Basically what it means is that government is going to have to give up its obsession with total control over every aspect of everything. Regulation would come within the governments orbit of course, but this also doesn’t need to be done the way it has been. There are strong arguments that government control and monopoly of so much of society and our economy is the reason for so much of our problems in the first place, Not only does it do the wrong things often, it does it badly as well. Directing time and money away from were it would have gone otherwise. What it does might not be a total dead loss, but I would argue that in the order of 50% is. For something that adds up to approximately 40-50% of our economy, can we afford to be wasting, one way or another, 50% of our effort and resources.
If manufacturing has found so many ways to improve efficiency, who would argue that government and the public sector has as well. Patently the trend has been the other way. How much would our economy be transformed by channelling 20-25% of our wealth and resources back into genuinely productive endeavours.
No it wouldn’t be an easy change to make, on many levels, if only because it would involve changing people minds and habits (something we are notoriously reluctant to do).
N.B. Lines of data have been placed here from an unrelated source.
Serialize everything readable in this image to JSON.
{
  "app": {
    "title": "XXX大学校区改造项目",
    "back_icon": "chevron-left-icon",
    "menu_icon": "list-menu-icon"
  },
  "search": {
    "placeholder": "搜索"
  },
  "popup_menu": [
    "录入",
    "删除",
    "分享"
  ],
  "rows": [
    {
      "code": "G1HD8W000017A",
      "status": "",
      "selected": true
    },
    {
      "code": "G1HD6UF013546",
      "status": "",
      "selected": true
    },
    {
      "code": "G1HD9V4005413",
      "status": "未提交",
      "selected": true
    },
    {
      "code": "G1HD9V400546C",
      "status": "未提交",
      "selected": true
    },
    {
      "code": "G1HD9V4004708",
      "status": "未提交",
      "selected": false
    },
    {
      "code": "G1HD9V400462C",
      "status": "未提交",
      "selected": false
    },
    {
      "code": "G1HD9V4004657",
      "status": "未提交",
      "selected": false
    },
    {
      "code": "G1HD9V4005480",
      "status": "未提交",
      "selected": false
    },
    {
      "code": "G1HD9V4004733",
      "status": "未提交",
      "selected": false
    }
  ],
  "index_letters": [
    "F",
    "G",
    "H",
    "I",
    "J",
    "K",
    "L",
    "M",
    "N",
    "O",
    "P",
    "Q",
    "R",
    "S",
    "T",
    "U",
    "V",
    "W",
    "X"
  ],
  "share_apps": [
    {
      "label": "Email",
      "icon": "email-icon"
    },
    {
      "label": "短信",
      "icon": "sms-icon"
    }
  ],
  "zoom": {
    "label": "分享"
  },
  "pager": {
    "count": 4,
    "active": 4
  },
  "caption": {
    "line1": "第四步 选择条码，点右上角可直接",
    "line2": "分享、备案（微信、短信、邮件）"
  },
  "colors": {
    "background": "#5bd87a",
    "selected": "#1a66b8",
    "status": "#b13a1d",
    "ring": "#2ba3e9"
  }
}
On the other hand it isn’t impossible or even impractical – I am arguing it is even manifestly essential.
Wresting control of our lives and the economy away from governments and the mega corporations is no small order, but we already know what the cost is of not doing so. Large organisations have a life and imperatives of their own, people come a pretty distant second in that system. We need to make people the centre of the equation, not simply the dollar or the organisation. The dollar is not the economy, people are.